From the Department of Radiology, University of Southern California, USC University Hospital, 1500 San Pablo St, Los Angeles, CA 90033 (F.S., A.G.); Cardiac Morphology Unit, Royal Brompton Hospital (S.Y.H.); Rush Center for Congenital and Structural Heart Disease, Rush University Medical Center (Z.M.H.); and Department of Human Anatomy, University of Extremadura, Spain (D.S.Q.).
Radiographics. 2014 Jan-Feb;34(1):51-71. doi: 10.1148/rg.341135026.

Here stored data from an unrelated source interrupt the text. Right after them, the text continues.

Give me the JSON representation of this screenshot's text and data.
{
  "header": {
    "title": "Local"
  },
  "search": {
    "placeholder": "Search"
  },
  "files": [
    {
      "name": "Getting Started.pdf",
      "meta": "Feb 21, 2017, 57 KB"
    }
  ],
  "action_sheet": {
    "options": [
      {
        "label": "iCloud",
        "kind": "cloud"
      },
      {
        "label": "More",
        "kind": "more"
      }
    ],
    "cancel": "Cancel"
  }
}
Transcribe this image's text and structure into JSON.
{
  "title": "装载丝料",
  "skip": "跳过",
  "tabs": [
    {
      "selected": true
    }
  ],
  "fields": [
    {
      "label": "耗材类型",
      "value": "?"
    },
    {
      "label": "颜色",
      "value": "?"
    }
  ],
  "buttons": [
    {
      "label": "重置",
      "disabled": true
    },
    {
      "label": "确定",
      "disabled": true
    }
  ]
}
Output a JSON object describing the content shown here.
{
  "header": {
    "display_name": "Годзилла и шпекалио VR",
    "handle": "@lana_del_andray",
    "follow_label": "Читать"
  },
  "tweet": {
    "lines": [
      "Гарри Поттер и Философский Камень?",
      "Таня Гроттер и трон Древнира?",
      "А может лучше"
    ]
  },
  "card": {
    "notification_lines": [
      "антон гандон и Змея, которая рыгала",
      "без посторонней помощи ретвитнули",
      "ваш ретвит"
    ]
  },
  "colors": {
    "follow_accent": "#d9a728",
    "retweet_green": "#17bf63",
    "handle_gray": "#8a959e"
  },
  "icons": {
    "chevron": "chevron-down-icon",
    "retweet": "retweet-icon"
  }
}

With rapid advancements in imaging technology, cardiac computed tomography (CT) and magnetic resonance (MR) imaging are increasingly being used for anatomic evaluation, functional assessment, and pathologic diagnosis of the pulmonary valve and right ventricle. MR imaging is especially helpful in evaluating postoperative pulmonary valve function and grading of pulmonary regurgitation. On the other hand, CT has the advantage of high-resolution isovolumetric whole-chest coverage and is able to depict anatomic detail of the pulmonary valve, perivalvular structures, and pulmonary artery branches.
随着影像学技术的快速发展,心脏计算机断层扫描(CT)和磁共振(MR)成像越来越多地用于肺动脉瓣和右心室的解剖评估、功能评估和病理诊断。MR 成像特别有助于评估肺动脉瓣术后功能和肺动脉瓣反流分级。另一方面,CT 具有高分辨率容积式全胸部覆盖的优势,并能够描绘肺动脉瓣、瓣周结构和肺动脉分支的解剖细节。